Öğrenirse gidecekti. Kesinlikle gitmeliydi! Hiç bir bahanesi olmasa da yolda bir şeyler uydurabilirdi. Kısacası, ne olursa olsun Yıldızı o 'herif'ten uzaklaştırmalıydı. Jong Hyun u hiç gözü tutmamıştı ve sevdiği kızı ona kaptırmaya niyeti yoktu. Aslında hiç kimseye kaptırma niyeti yoktu.
"Üzgünüm" dedi Mika. Gerçekten de üzgün görünüyordu. Yıldızın canına okuyacağı gerçeği değil de, Mete'nin, ruhsal darbe almış gibi bakan yüzü üzmüştü genç kızı. Bir yandan da Yıldızın ne kadar aptal olduğunu düşünüyordu.
Mete kesinlikle 'abi' değildi. Yıldıza bakışı hiç bir zaman öyle olmamıştı. Ve şimdi bu ifade her türlü şüphe ve acabaları silip süpürürken, Mika'nın ilk tahminlerini doğruluyordu.
'Bu ifadeyi görseydi...' diye düşündü genç kız. Ama emin de değildi. Nedense Yılıdızn bunu dahi inkar edeceğini hissediyordu.
Mete derin bir nefes aldı sanki onu boğan bu ruh halinden kurtulabilirmiş gibi. Ve arabasına yaslanıp, iki eliyle yüzünü ovuşturdu setçe. İçindeki hissi bastırabilirdi sanki böylece.
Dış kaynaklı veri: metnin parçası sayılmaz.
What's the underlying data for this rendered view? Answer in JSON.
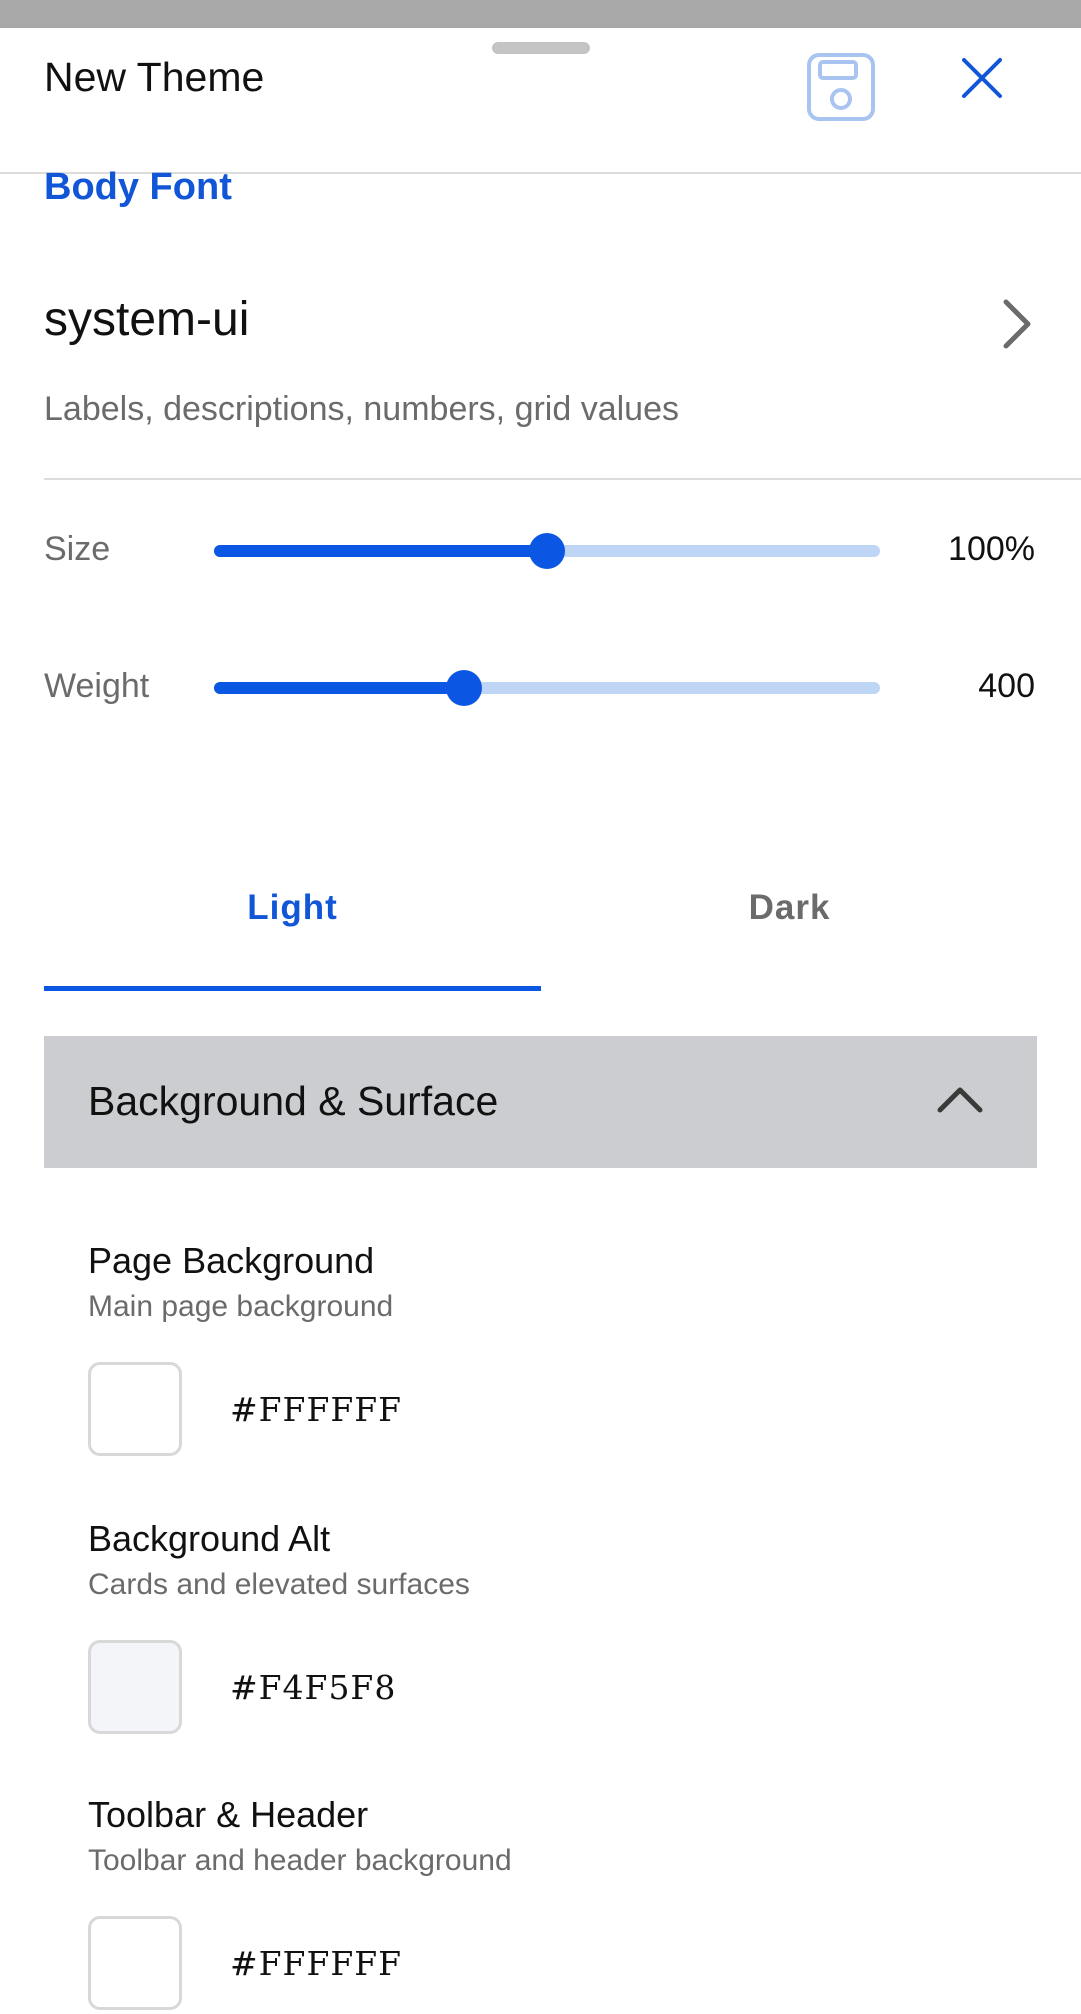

Sonunda konuşacak kadar sakinleştiğinde, Mikaya döndü ve geri kalan tüm gücünü kullanarak kısa ve sahte bir gülümseme yerleştirmeyi başardı yüzüne. En fazla iki saniye sürmüştü. Ardından her çizgisi hayal kırıklığı haykıran yüzü tekrar düştü.
"Pekala." dedi genç adam kırgın ve yorgun bir tonda. "Gelince beni aramasını söyle lütfen." Ardından Mika'nın kafası ile onaylamasını dahi görmeden döndü ve arabasının ön koltuğuna bıraktı kendini.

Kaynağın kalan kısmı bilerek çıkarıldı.